Não? O Senhor Lentini, de trato cortês e modos cavalheirescos, taxista na Pauliceia, mais de 30 anos na profissão, me surpreende com o seu depoimento de bisneto de um certo Signore Lentini, da cidade homônima, não distante de Siracusa, na Sicília. Fica na planície catânia, região onde se encontram inúmeros e valiosos vestígios da civilização grega na ilha. Lentini foi a antiga colônia de Leontínoi; como o próprio nome indica, trata-se de algo entranhadamente grego. De fato, todo o leste da Sicília foi conquistado e influenciado pela cultura grega.


Voltando a São Paulo: o Sr. Lentini me narrou a ida, até a sua cidade natal, do seu irmão que fez questão de conhecer – isso já há mais de cinquenta anos – o local onde tinha o seu bisavô uma herdade com o nome da família estampado no portão principal da fazenda. “O meu irmão fez várias fotografias... de joelhos, chorou em frente à casa do nosso bisavô”, relatou-me o Sr. Lentini.


Foi justamente aí que me ocorreu lembrar do soneto! Essa forma métrica foi “inventada” ou descoberta, talvez venha a dar no mesmo, no século XIII por Jacopo da Lentini (1210-1260), natural daquela cidade siciliana, notário da Corte de Frederico II da Sicília.
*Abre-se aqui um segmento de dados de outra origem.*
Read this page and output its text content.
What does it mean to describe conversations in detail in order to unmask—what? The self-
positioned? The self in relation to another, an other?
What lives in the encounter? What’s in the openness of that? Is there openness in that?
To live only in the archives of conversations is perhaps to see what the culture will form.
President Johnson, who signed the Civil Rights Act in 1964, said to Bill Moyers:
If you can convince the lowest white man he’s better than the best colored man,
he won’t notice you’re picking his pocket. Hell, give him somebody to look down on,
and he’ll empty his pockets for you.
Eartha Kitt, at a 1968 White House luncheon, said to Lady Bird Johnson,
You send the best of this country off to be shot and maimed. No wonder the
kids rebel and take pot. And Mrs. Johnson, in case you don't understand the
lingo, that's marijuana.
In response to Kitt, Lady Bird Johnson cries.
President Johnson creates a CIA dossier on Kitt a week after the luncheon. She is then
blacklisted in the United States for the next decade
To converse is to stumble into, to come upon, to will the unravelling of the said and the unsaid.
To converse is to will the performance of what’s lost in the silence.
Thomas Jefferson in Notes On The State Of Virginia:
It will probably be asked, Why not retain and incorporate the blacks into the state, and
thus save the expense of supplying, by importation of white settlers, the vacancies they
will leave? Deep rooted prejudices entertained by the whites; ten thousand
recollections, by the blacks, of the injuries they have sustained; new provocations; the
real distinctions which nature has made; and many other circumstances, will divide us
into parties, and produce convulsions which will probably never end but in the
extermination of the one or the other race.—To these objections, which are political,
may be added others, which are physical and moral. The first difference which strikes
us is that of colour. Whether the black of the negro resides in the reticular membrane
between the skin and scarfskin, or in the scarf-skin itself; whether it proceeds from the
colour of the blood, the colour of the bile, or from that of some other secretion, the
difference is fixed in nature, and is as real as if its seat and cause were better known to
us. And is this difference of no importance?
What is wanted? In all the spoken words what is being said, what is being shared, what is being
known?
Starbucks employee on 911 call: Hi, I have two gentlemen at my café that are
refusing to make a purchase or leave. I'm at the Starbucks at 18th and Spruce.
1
Segundo o testemunho de Dante Alighieri, trata-se do mais ilustre autor da Scuola Poetica Siciliana. Que parentesco poderá haver entre o cordial taxista e o idealizador do soneto? Importa menos que a narrativa que me fez lembrar, além daquele notário notável, precursor do soneto em todo o mundo, também os grandes sonetistas de São Paulo, como Guilherme de Almeida e, presentemente, de Paulo Bomfim, hoje do alto dos seus noventa anos completos e autor de uma magnífica, imensa obra, poeta admirado por quantos respeitam e consideram a poesia um dos mais elevados cultos ao saber humano humanizado.
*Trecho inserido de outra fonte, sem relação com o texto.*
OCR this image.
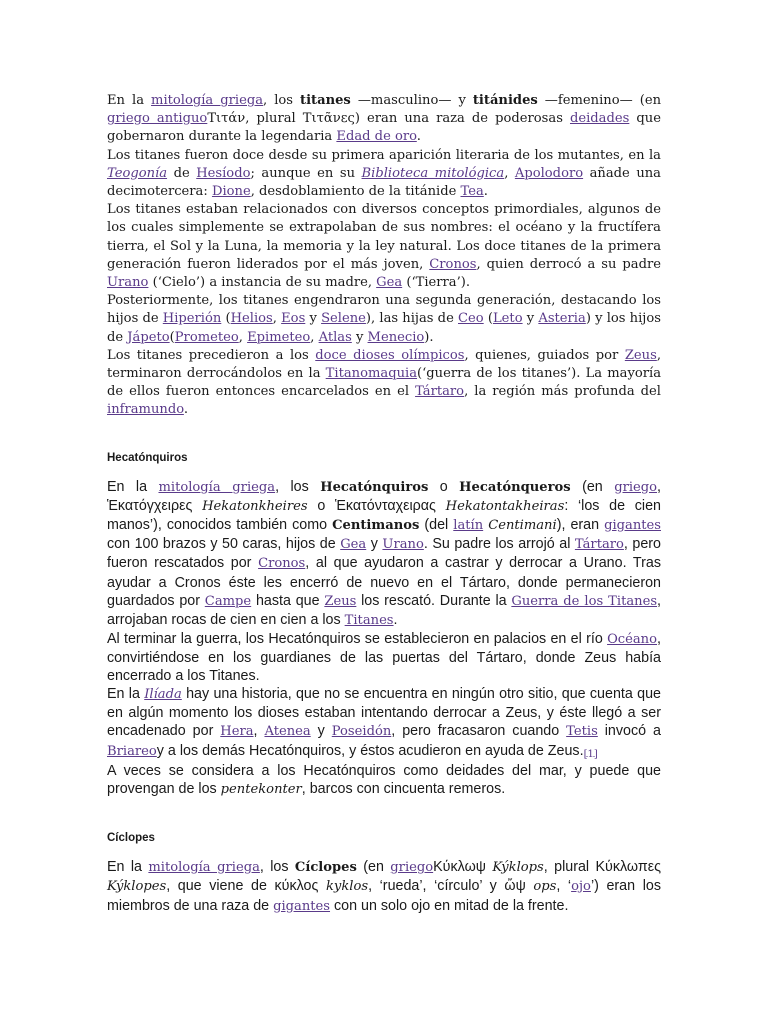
En la mitología griega, los titanes —masculino— y titánides —femenino— (en griego antiguoΤιτάν, plural Τιτᾶνες) eran una raza de poderosas deidades que gobernaron durante la legendaria Edad de oro.

Los titanes fueron doce desde su primera aparición literaria de los mutantes, en la Teogonía de Hesíodo; aunque en su Biblioteca mitológica, Apolodoro añade una decimotercera: Dione, desdoblamiento de la titánide Tea.

Los titanes estaban relacionados con diversos conceptos primordiales, algunos de los cuales simplemente se extrapolaban de sus nombres: el océano y la fructífera tierra, el Sol y la Luna, la memoria y la ley natural. Los doce titanes de la primera generación fueron liderados por el más joven, Cronos, quien derrocó a su padre Urano (‘Cielo’) a instancia de su madre, Gea (‘Tierra’).

Posteriormente, los titanes engendraron una segunda generación, destacando los hijos de Hiperión (Helios, Eos y Selene), las hijas de Ceo (Leto y Asteria) y los hijos de Jápeto(Prometeo, Epimeteo, Atlas y Menecio).

Los titanes precedieron a los doce dioses olímpicos, quienes, guiados por Zeus, terminaron derrocándolos en la Titanomaquia(‘guerra de los titanes’). La mayoría de ellos fueron entonces encarcelados en el Tártaro, la región más profunda del inframundo.

Hecatónquiros

En la mitología griega, los Hecatónquiros o Hecatónqueros (en griego, Ἑκατόγχειρες Hekatonkheires o Ἑκατόνταχειρας Hekatontakheiras: ‘los de cien manos’), conocidos también como Centimanos (del latín Centimani), eran gigantes con 100 brazos y 50 caras, hijos de Gea y Urano. Su padre los arrojó al Tártaro, pero fueron rescatados por Cronos, al que ayudaron a castrar y derrocar a Urano. Tras ayudar a Cronos éste les encerró de nuevo en el Tártaro, donde permanecieron guardados por Campe hasta que Zeus los rescató. Durante la Guerra de los Titanes, arrojaban rocas de cien en cien a los Titanes.

Al terminar la guerra, los Hecatónquiros se establecieron en palacios en el río Océano, convirtiéndose en los guardianes de las puertas del Tártaro, donde Zeus había encerrado a los Titanes.

En la Ilíada hay una historia, que no se encuentra en ningún otro sitio, que cuenta que en algún momento los dioses estaban intentando derrocar a Zeus, y éste llegó a ser encadenado por Hera, Atenea y Poseidón, pero fracasaron cuando Tetis invocó a Briareoy a los demás Hecatónquiros, y éstos acudieron en ayuda de Zeus.[1]

A veces se considera a los Hecatónquiros como deidades del mar, y puede que provengan de los pentekonter, barcos con cincuenta remeros.

Cíclopes

En la mitología griega, los Cíclopes (en griegoΚύκλωψ Kýklops, plural Κύκλωπες Kýklopes, que viene de κύκλος kyklos, ‘rueda’, ‘círculo’ y ὤψ ops, ‘ojo’) eran los miembros de una raza de gigantes con un solo ojo en mitad de la frente.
Jacopo da Lentini, o notário do Purgatório (Canto XXIV) da Divina Comédia, escreveu em siciliano depurado de localismos, no século XIII. Hoje, o soneto, escrito em praticamente todas as línguas do planeta, não deixa de ser ainda o dolce stil nuovo, sempre remoçado, de gerações em gerações. Em São Paulo também, claro.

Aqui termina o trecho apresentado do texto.